Jonathan Safran Foer’s impressive follow-up to Everything Is Illuminated, Extremely Loud and Incredibly Close, is making its way to the big screen, and despite the talent that’s being put behind it, my guess is that it won’t be a much better book-to-screen adaptation than Liev Schreiber’s Illuminated was. Extremely Loud follows a precocious boy — an amateur inventor, jewelry designer, astrophysicist, tambourine player, and pacifist — as he searches for a lock that matches a mysterious key left behind by his father, who died in the 9/11 attack. That story is intertwined with the story of his grandparents, whose lives are blighted by the firebombing of Dresden.
Foer’s first two novels are less about story, and more about his brilliant use of language (and he is a hell of a novelist) so this is going to be a difficult book to adapt successfully. I was moved by Extremely Loud, but I don’t remember much about the story, to be honest. But if there’s anyone who can wrangle a good movie out of a novel, it’s Stephen Daldry, who has signed on to direct Extremely Loud. Daldry gave us one of the best coming of age movies of the last decade, in Billy Elliot, before moving on to the Oscar nominated The Hours and The Reader. I hope he takes a more buoyant approach to Extremely Close.
Eric Roth is penning the screenplay. Roth is a decent screenwriter (Munich, The Good Shepard, Ali, but he needs a director who can reign him in, lest you get Forrest Gump or The Curious Case of Benjamin Button. I wouldn’t bet my life on this movie behind made, either: Scott Rudin, who is producing, has basically secured the rights to every decent piece of literature to come out in the last decade, and a lot of them fall by the wayside after he realizes how difficult they are to adapt to the screen (I believe Rudin tried to bring both A Heartbreaking Work of Staggering Genius and Me Talk Pretty One Day to the big screen without success.
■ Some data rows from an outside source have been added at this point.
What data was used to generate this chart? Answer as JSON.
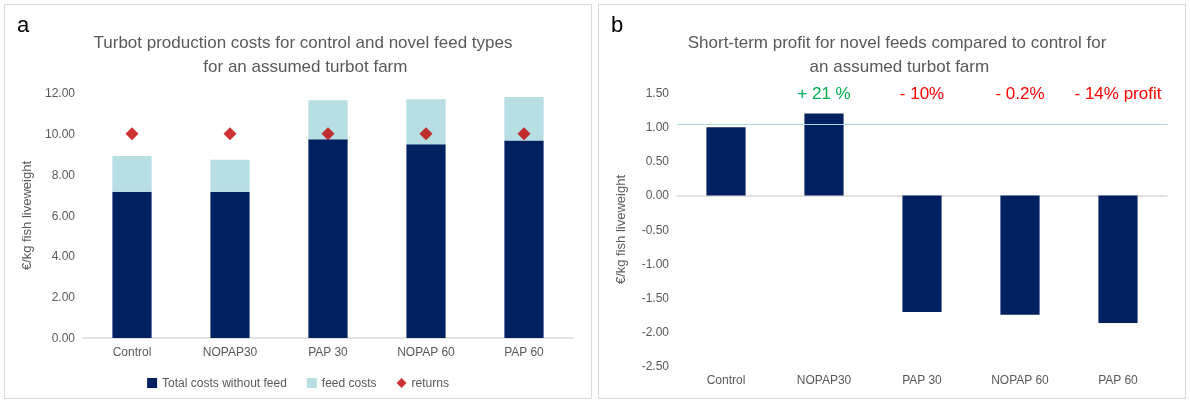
{
  "chart_data": [
    {
      "type": "bar",
      "title": "Turbot production costs for control and novel feed types for an assumed turbot farm",
      "ylabel": "€/kg fish liveweight",
      "annotations": [
        "a"
      ],
      "categories": [
        "Control",
        "NOPAP30",
        "PAP 30",
        "NOPAP 60",
        "PAP 60"
      ],
      "stacked": true,
      "series": [
        {
          "name": "Total costs without feed",
          "color": "#002060",
          "values": [
            7.16,
            7.16,
            9.73,
            9.49,
            9.67
          ]
        },
        {
          "name": "feed costs",
          "color": "#b7dee2",
          "values": [
            1.76,
            1.57,
            1.92,
            2.2,
            2.13
          ]
        },
        {
          "name": "returns",
          "type": "scatter",
          "marker": "diamond",
          "color": "#c00000",
          "values": [
            10,
            10,
            10,
            10,
            10
          ]
        }
      ],
      "ylim": [
        0,
        12
      ],
      "yticks": [
        {
          "value": 0,
          "label": "0.00"
        },
        {
          "value": 2,
          "label": "2.00"
        },
        {
          "value": 4,
          "label": "4.00"
        },
        {
          "value": 6,
          "label": "6.00"
        },
        {
          "value": 8,
          "label": "8.00"
        },
        {
          "value": 10,
          "label": "10.00"
        },
        {
          "value": 12,
          "label": "12.00"
        }
      ],
      "grid": false,
      "legend": "bottom"
    },
    {
      "type": "bar",
      "title": "Short-term profit for novel feeds compared to control for an assumed turbot farm",
      "ylabel": "€/kg fish liveweight",
      "annotations": [
        "b",
        "+ 21 %",
        "- 10%",
        "- 0.2%",
        "- 14% profit"
      ],
      "categories": [
        "Control",
        "NOPAP30",
        "PAP 30",
        "NOPAP 60",
        "PAP 60"
      ],
      "values": [
        1.0,
        1.2,
        -1.71,
        -1.75,
        -1.87
      ],
      "color": "#002060",
      "ref_lines": [
        {
          "axis": "y",
          "value": 1.04,
          "color": "#a8d8dc",
          "line_style": "solid"
        }
      ],
      "ylim": [
        -2.5,
        1.5
      ],
      "yticks": [
        {
          "value": -2.5,
          "label": "-2.50"
        },
        {
          "value": -2,
          "label": "-2.00"
        },
        {
          "value": -1.5,
          "label": "-1.50"
        },
        {
          "value": -1,
          "label": "-1.00"
        },
        {
          "value": -0.5,
          "label": "-0.50"
        },
        {
          "value": 0,
          "label": "0.00"
        },
        {
          "value": 0.5,
          "label": "0.50"
        },
        {
          "value": 1,
          "label": "1.00"
        },
        {
          "value": 1.5,
          "label": "1.50"
        }
      ],
      "grid": false,
      "legend": false
    }
  ]
}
In related news, Safron Foer is something of a sanctimonious ass (must be a mark of the trade), who recently wrote a book on the food industry that encouraged everyone to give up meat. He had a lot of great conclusions, but was so smug about it, that he reminded me of Bill Hick’s screed about non-smokers: “A bunch of obnoxious self-righteous slugs; I’d quit smoking if I didn’t think I’d become one of you.” I think that was the effect of Foer’s Eating Animals on some: Yeah. He had some great points, but I’d rather die seven years early than be like that patronizing sanctimonious fuck.
In other words: He’s not a very premium person.